The same respondents thought they had the systems in place to provide a realistic, timely, and up-to-date assessment of the company’s position and results as well as ensuring that management controls and reporting procedures are satisfactory and reliable.

David Turner, Group Marketing Manager at CODA, said of the research: “Past research has always shown that companies are behind in implementing systems to help them meet Corporate Governance requirements. Our survey shows a huge shift in this and indicates that priorities are changing and that the emphasis on Governance and compliance has pushed organizations to move IT issues up the agenda.”

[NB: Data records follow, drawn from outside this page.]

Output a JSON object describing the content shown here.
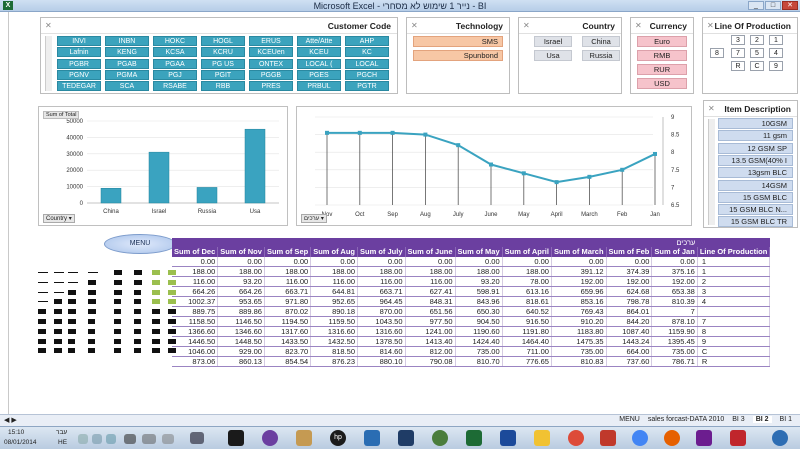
{
  "window": {
    "title": "Microsoft Excel - נייר 1 שימוש לא מסחרי - BI",
    "app_icon": "excel-icon"
  },
  "slicers": {
    "customer_code": {
      "title": "Customer Code",
      "items": [
        "INVI",
        "INBN",
        "HOKC",
        "HOGL",
        "ERUS",
        "Atte/Atte",
        "AHP",
        "Lafnin",
        "KENG",
        "KCSA",
        "KCRU",
        "KCEUen",
        "KCEU",
        "KC",
        "PGBR",
        "PGAB",
        "PGAA",
        "PG US",
        "ONTEX",
        "LOCAL (",
        "LOCAL",
        "PGNV",
        "PGMA",
        "PGJ",
        "PGIT",
        "PGGB",
        "PGES",
        "PGCH",
        "TEDEGAR",
        "SCA",
        "RSABE",
        "RBB",
        "PRES",
        "PRBUL",
        "PGTR"
      ]
    },
    "technology": {
      "title": "Technology",
      "items": [
        "SMS",
        "Spunbond"
      ]
    },
    "country": {
      "title": "Country",
      "items": [
        "Israel",
        "China",
        "Usa",
        "Russia"
      ]
    },
    "currency": {
      "title": "Currency",
      "items": [
        "Euro",
        "RMB",
        "RUR",
        "USD"
      ]
    },
    "line_of_production": {
      "title": "Line Of Production",
      "items": [
        "3",
        "2",
        "1",
        "8",
        "7",
        "5",
        "4",
        "R",
        "C",
        "9"
      ]
    },
    "item_description": {
      "title": "Item Description",
      "items": [
        "10GSM",
        "11 gsm",
        "12 GSM SP",
        "13.5 GSM(40% I",
        "13gsm BLC",
        "14GSM",
        "15 GSM BLC",
        "15 GSM BLC N...",
        "15 GSM BLC TR"
      ]
    }
  },
  "chart_data": [
    {
      "type": "bar",
      "ylabel_tag": "Sum of Total",
      "filter_button": "Country",
      "categories": [
        "China",
        "Israel",
        "Russia",
        "Usa"
      ],
      "values": [
        9000,
        31000,
        9500,
        45000
      ],
      "ylim": [
        0,
        50000
      ],
      "yticks": [
        "0",
        "10000",
        "20000",
        "30000",
        "40000",
        "50000"
      ],
      "color": "#3aa3c0"
    },
    {
      "type": "line",
      "filter_button": "ערכים",
      "categories": [
        "Nov",
        "Oct",
        "Sep",
        "Aug",
        "July",
        "June",
        "May",
        "April",
        "March",
        "Feb",
        "Jan"
      ],
      "values": [
        8.55,
        8.55,
        8.55,
        8.5,
        8.2,
        7.65,
        7.4,
        7.15,
        7.3,
        7.5,
        7.95
      ],
      "ylim": [
        6.5,
        9
      ],
      "yticks": [
        "6.5",
        "7",
        "7.5",
        "8",
        "8.5",
        "9"
      ],
      "color": "#3aa3c0"
    },
    {
      "type": "table",
      "header_caption": "ערכים",
      "columns": [
        "Sum of Dec",
        "Sum of Nov",
        "Sum of Sep",
        "Sum of Aug",
        "Sum of July",
        "Sum of June",
        "Sum of May",
        "Sum of April",
        "Sum of March",
        "Sum of Feb",
        "Sum of Jan",
        "Line Of Production"
      ],
      "rows": [
        [
          "0.00",
          "0.00",
          "0.00",
          "0.00",
          "0.00",
          "0.00",
          "0.00",
          "0.00",
          "0.00",
          "0.00",
          "0.00",
          "1"
        ],
        [
          "188.00",
          "188.00",
          "188.00",
          "188.00",
          "188.00",
          "188.00",
          "188.00",
          "188.00",
          "391.12",
          "374.39",
          "375.16",
          "1"
        ],
        [
          "116.00",
          "93.20",
          "116.00",
          "116.00",
          "116.00",
          "116.00",
          "93.20",
          "78.00",
          "192.00",
          "192.00",
          "192.00",
          "2"
        ],
        [
          "664.26",
          "664.26",
          "663.71",
          "644.81",
          "663.71",
          "627.41",
          "598.91",
          "613.16",
          "659.96",
          "624.68",
          "653.38",
          "3"
        ],
        [
          "1002.37",
          "953.65",
          "971.80",
          "952.65",
          "964.45",
          "848.31",
          "843.96",
          "818.61",
          "853.16",
          "798.78",
          "810.39",
          "4"
        ],
        [
          "889.75",
          "889.86",
          "870.02",
          "890.18",
          "870.00",
          "651.56",
          "650.30",
          "640.52",
          "769.43",
          "864.01",
          "7",
          ""
        ],
        [
          "1158.50",
          "1146.50",
          "1194.50",
          "1159.50",
          "1043.50",
          "977.50",
          "904.50",
          "916.50",
          "910.20",
          "844.20",
          "878.10",
          "7"
        ],
        [
          "1366.60",
          "1346.60",
          "1317.60",
          "1316.60",
          "1316.60",
          "1241.00",
          "1190.60",
          "1191.80",
          "1183.80",
          "1087.40",
          "1159.90",
          "8"
        ],
        [
          "1446.50",
          "1448.50",
          "1433.50",
          "1432.50",
          "1378.50",
          "1413.40",
          "1424.40",
          "1464.40",
          "1475.35",
          "1443.24",
          "1395.45",
          "9"
        ],
        [
          "1046.00",
          "929.00",
          "823.70",
          "818.50",
          "814.60",
          "812.00",
          "735.00",
          "711.00",
          "735.00",
          "664.00",
          "735.00",
          "C"
        ],
        [
          "873.06",
          "860.13",
          "854.54",
          "876.23",
          "880.10",
          "790.08",
          "810.70",
          "776.65",
          "810.83",
          "737.60",
          "786.71",
          "R"
        ]
      ]
    }
  ],
  "menu_button": "MENU",
  "status": {
    "tabs": [
      "MENU",
      "sales forcast-DATA 2010",
      "BI 3",
      "BI 2",
      "BI 1"
    ],
    "active_tab": "BI 2"
  },
  "taskbar": {
    "time": "15:10",
    "date": "08/01/2014",
    "lang": "HE",
    "day": "עבר"
  }
}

A detailed report of the research is available from CODA and shows that improving forecasting and planning systems was seen as less important than adapting finance systems to meet regulatory pressures. These findings reflect the predominantly containment or “risk as a hazard” approach to Governance.

147 international companies in the UK, Germany, France, The Netherlands and the USA were surveyed. The research looked at various aspects of Corporate Governance, Corporate Social Responsibility and compliance with accounting standards and proposed legislation. The aim of the survey was to take a sounding of the general nature and direction of Corporate Governance – as well as its implications on corporate accountability – and to establish how worldwide businesses trading internationally are responding to the growing pressures for improved Governance.

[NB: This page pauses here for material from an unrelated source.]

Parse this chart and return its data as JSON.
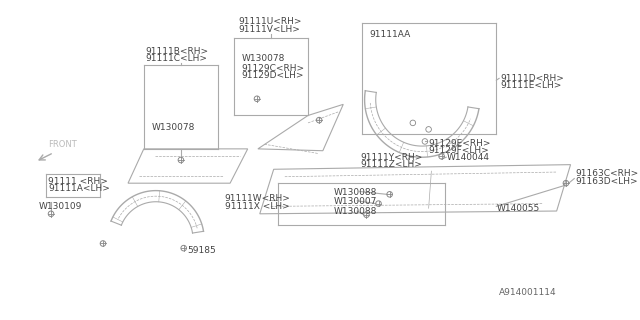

Turner continued, “Organizations must now expand the scope of their reporting systems to capture and analyse the key components of intangible assets. For many respondents, cumbersome and inefficient budgeting processes are preventing managers from getting real value from the process. More specifically, businesses are struggling to reduce the length of the planning cycle and move towards a rolling forecast approach.”

ABOUT THE SURVEY
Conducted in the spring of 2004 by PMP and NUI, Galway on behalf of CODA, the Enterprise Governance survey consisted of in-depth interviews with senior finance professionals from 147 international businesses across Europe, and the US. 33% of those interviewed were based in the UK, with a further 32% based in the United States of America. The remainder of the survey participants were drawn from France, Germany and the Netherlands. A small number of the respondents were CODA clients.

Of those organizations that participated in the study, 36% had a US parent and 28% had a UK-based parent.

The interviews were drawn from a wide range of industry sectors with the largest group being manufacturing, at 27%, followed by banking and finance at 14%.

The survey data was complemented by information from a variety of other sources, including case interviews, focus groups, and successful client engagements.